Durch das Verhalten Judas ist das Heilige Land, das Land Gottes, entweiht worden. Denn Juda betreibt „Ehebruch mit Stein und mit Holz“ (Jer 3:9). Juda betet Materie an und setzt sein Vertrauen in das Werk von Menschenhänden. Was sie mit ihrem Mund bekennt, ist Falschheit (Jer 3:10). Ihr Herz ist nicht aufrichtig vor Gott und das sieht der HERR natürlich. Er kennt das Herz (vgl. Ps 44:21; 22; Spr 17:3). Nichts ist vor Ihm verborgen, nicht einmal die tiefsten Beweggründe. „Alles ist bloß und aufgedeckt“ vor seinen Augen (Heb 4:13).

Juda gibt vor, Gott anzubeten, aber Gott beurteilt Juda noch schlimmer als Israel (Jer 3:11; Hes 23:11). Im Vergleich zu Juda scheint Israel sogar gerechter zu sein als Juda. Israel wird als „die abtrünnige Israel“ und Juda als „die treuloses Juda“ bezeichnet. Abzufallen ist schlimm. Es bedeutet, eine privilegierte Position aufzugeben. Treulosigkeit aber ist noch schlimmer. Es bedeutet, eine privilegierte Beziehung zu verachten. Als Israel abtrünnig wurde, wussten sie noch nicht, wie das Gericht aussehen würde. Sie hatten kein Beispiel dafür. Juda aber schon. Sie haben bei Israel gesehen, was Gericht bedeutet, aber sie haben trotzdem nicht Buße getan. Zu all den Sünden Israels kommt bei Juda noch die der Heuchelei hinzu.

Wie steht es um die Gemeinde? Ist sie treu geblieben? Paulus spricht zu den Korinthern, dass er sehr besorgt darüber ist, dass die Gemeinde „verdorben [und abgewandt] werde von der Einfalt gegenüber dem Christus“ (2Kor 11:3).
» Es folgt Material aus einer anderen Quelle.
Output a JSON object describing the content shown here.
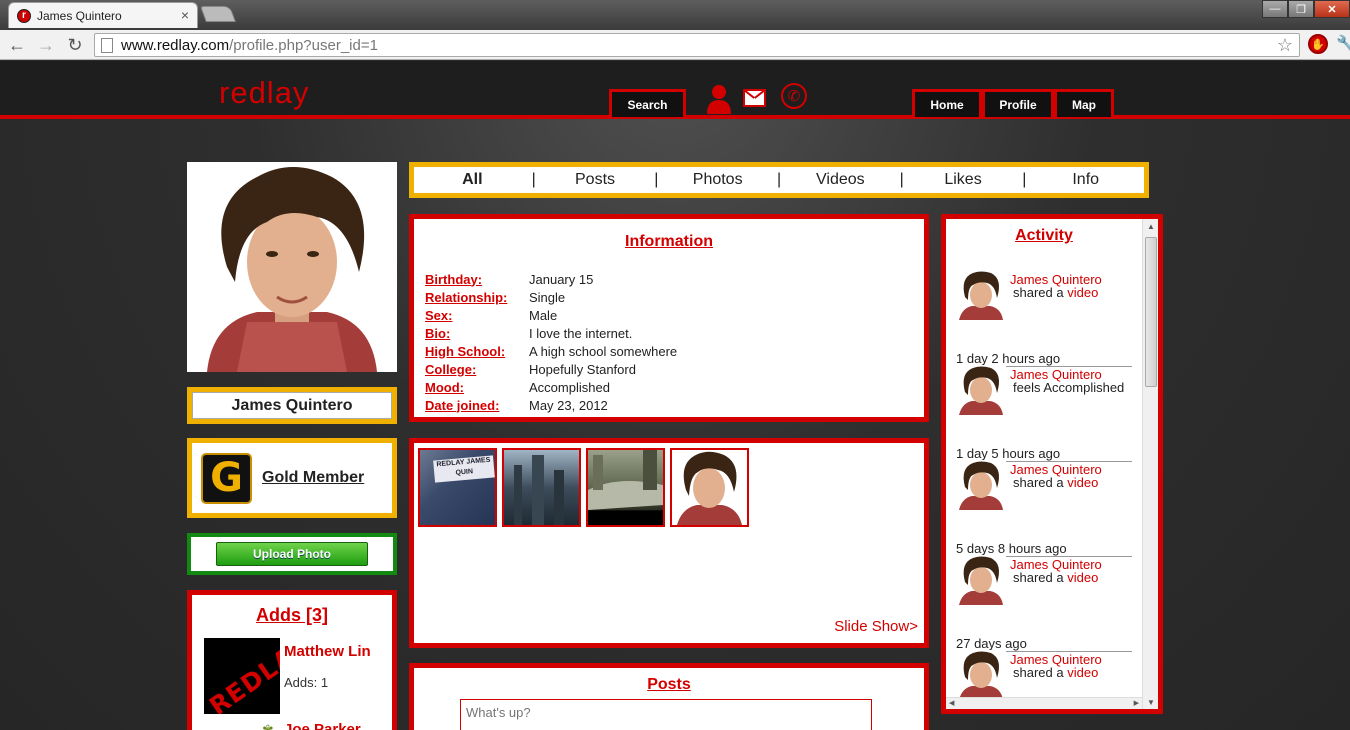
{
  "browser": {
    "tab_title": "James Quintero",
    "favicon_letter": "r",
    "url_host": "www.redlay.com",
    "url_path": "/profile.php?user_id=1"
  },
  "header": {
    "logo": "redlay",
    "search_label": "Search",
    "home_label": "Home",
    "profile_label": "Profile",
    "map_label": "Map"
  },
  "profile": {
    "name": "James Quintero",
    "membership_badge": "G",
    "membership_label": "Gold Member",
    "upload_label": "Upload Photo"
  },
  "adds": {
    "title": "Adds [3]",
    "avatar_text": "REDLAY",
    "items": [
      {
        "name": "Matthew Lin",
        "count": "Adds: 1"
      },
      {
        "name": "Joe Parker"
      }
    ]
  },
  "tabs": {
    "items": [
      "All",
      "Posts",
      "Photos",
      "Videos",
      "Likes",
      "Info"
    ],
    "separator": "|",
    "active": "All"
  },
  "information": {
    "title": "Information",
    "rows": [
      {
        "label": "Birthday:",
        "value": "January 15"
      },
      {
        "label": "Relationship:",
        "value": "Single"
      },
      {
        "label": "Sex:",
        "value": "Male"
      },
      {
        "label": "Bio:",
        "value": "I love the internet."
      },
      {
        "label": "High School:",
        "value": "A high school somewhere"
      },
      {
        "label": "College:",
        "value": "Hopefully Stanford"
      },
      {
        "label": "Mood:",
        "value": "Accomplished"
      },
      {
        "label": "Date joined:",
        "value": "May 23, 2012"
      }
    ]
  },
  "photos": {
    "thumb1_text": "REDLAY JAMES QUIN",
    "slideshow_label": "Slide Show>"
  },
  "posts": {
    "title": "Posts",
    "placeholder": "What's up?"
  },
  "activity": {
    "title": "Activity",
    "items": [
      {
        "name": "James Quintero",
        "action": "shared a",
        "link": "video",
        "time": "1 day 2 hours ago"
      },
      {
        "name": "James Quintero",
        "action": "feels Accomplished",
        "link": "",
        "time": "1 day 5 hours ago"
      },
      {
        "name": "James Quintero",
        "action": "shared a",
        "link": "video",
        "time": "5 days 8 hours ago"
      },
      {
        "name": "James Quintero",
        "action": "shared a",
        "link": "video",
        "time": "27 days ago"
      },
      {
        "name": "James Quintero",
        "action": "shared a",
        "link": "video",
        "time": ""
      }
    ]
  },
  "colors": {
    "brand_red": "#d30000",
    "gold": "#f0b000",
    "green": "#128a12"
  }
}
Wir sehen in der Christenheit, wie viel Götzendienst Einzug gehalten hat. Christus ist schon lange nicht mehr der einzige Gegenstand des Glaubens. Verfall und Abtrünnigkeit nehmen immer gröbere Formen an. Unter Berufung auf die Bibel werden die abscheulichsten Sünden gerechtfertigt. Das Gericht wird in weite Ferne gerückt, wenn man überhaupt noch daran glaubt.